Schema migration remains tricky. It’s common for NoSQL records to have a schema and a version field to facilitate migration. However, I prefer to define version in the type (e.g. “agent/v1”), and define migrations as a function of type-to-type. This gives me clean type discriminators in TypeScript.
If you implement versioning for the document store, you have a Karpathy-style LLM wiki, but better, because the agents can save structured data. I’ve been playing with bolting a Couch-like versioning on top of SQL in this vibe-coded clone of CouchDB on SQLite.
Versioning also gives you a way to resolve conflicts that arise when multiple agents share the same LLM wiki. Conflict resolution is a deep rabbit hole, but a simple trick is to make the LLM re-read the existing version of a document if the version it is working from is out of date. It’s like solving CRDTs with a sledgehammer, but it works.
CouchDB’s conflict resolution strategy is simple, and I think it has nice properties for LLMs. The database surfaces replica conflicts on read. The application (not the database) resolves the conflicts by reading them in and making a new merge commit. The idea is that the application knows the most about the domain model, so it is best positioned to resolve conflicts.
While conflicts between replicas are possible, CouchDB rejects writes from clients when a write lags behind head. This avoids the most common source of conflicts, simple timing issues. The client must pull the latest, rebase, and try again. This might feel like extra ceremony, but it’s the read-before-write pattern that we want to force on LLMs anyway, and it gets us multi-agent collaboration over shared docs.
Don’t forget that you can build specialized tools backed by the document store. For example, we have a time series tool in the Deep Future harness. Each time series observation is saved as a separate document, but the tool allows for bulk writes of hundreds of observations, and takes care of gory details such as generating ULIDs for each document.

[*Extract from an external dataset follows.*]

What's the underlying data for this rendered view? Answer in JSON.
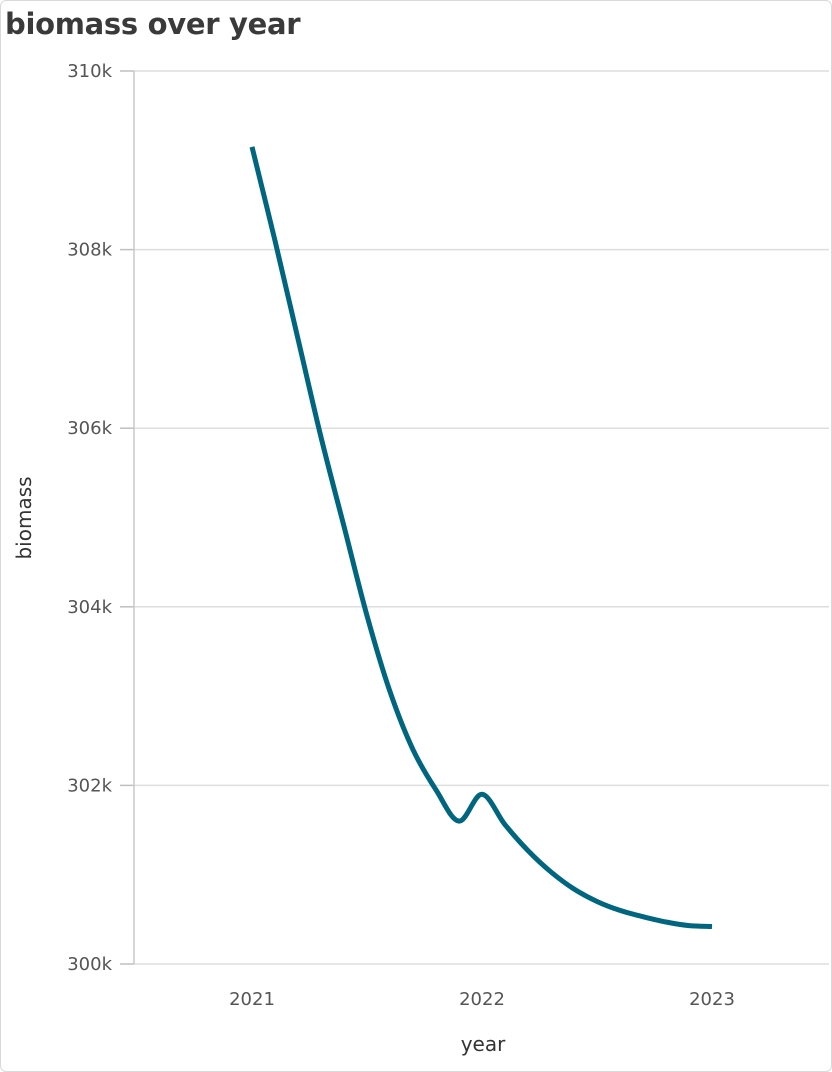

Since documents can store arbitrary JSON, you can actually persist UI component state to documents. In part of our Deep Future codebase, we’re playing with Lit components that persist their state to docs in the store. A service worker caches the latest doc revisions for every UI component. Subscribe the service worker to an SSE feed of doc changes, and you have a simple sync engine. We get to skip the ceremony of hooks and stores. Plus, component state gets all of the features we built for docs, including wiki-like versioning, schema validation, schema migration, and full-text search.
Pairing all of this with generative UI can be incredibly powerful, and alleviates one of the downsides of flexible schemas. Even with all of that schema validation and migration, we can run into edge cases connecting soft schemas to hard code. But the agent can act as a flexible mediator between data and UI. Give the agent a skill that instructs on it how to plug data into HTML attributes, and it will jam the round peg into the square hole.
NoSQL is back!
How about a few links?
Tim Kellogg has a great roundup of agent memory patterns.
A good overview of the agent harness patterns leaked from the Claude Code source. A lot of these are actor patterns, rediscovered.
Classical inheritance is weird and complicated. How did we end up with this pervasive OOP pattern? It turns out inheritance was a performance hack. Oh.
Dotcom capacity swaps. I was fuzzy on the specifics of the Dotcom Crash, but this article clears it up. Step one: raise money. Step two: lend that money to other companies so they can turn around and buy your product, thus manufacturing demand. Step three: sell each other rights to your networks. Do we need rights to these networks? Don’t worry about it! We’re booking the revenue today and amortizing the cost over twenty years. Hilarious. Hacker mindset is SV’s greatest strength (and weakness).
Playing to your outs. A MtG deep cut. How do you play a game that you know you’re bound to lose? Very differently. You leverage everything you’ve got and do things that would otherwise be very reckless.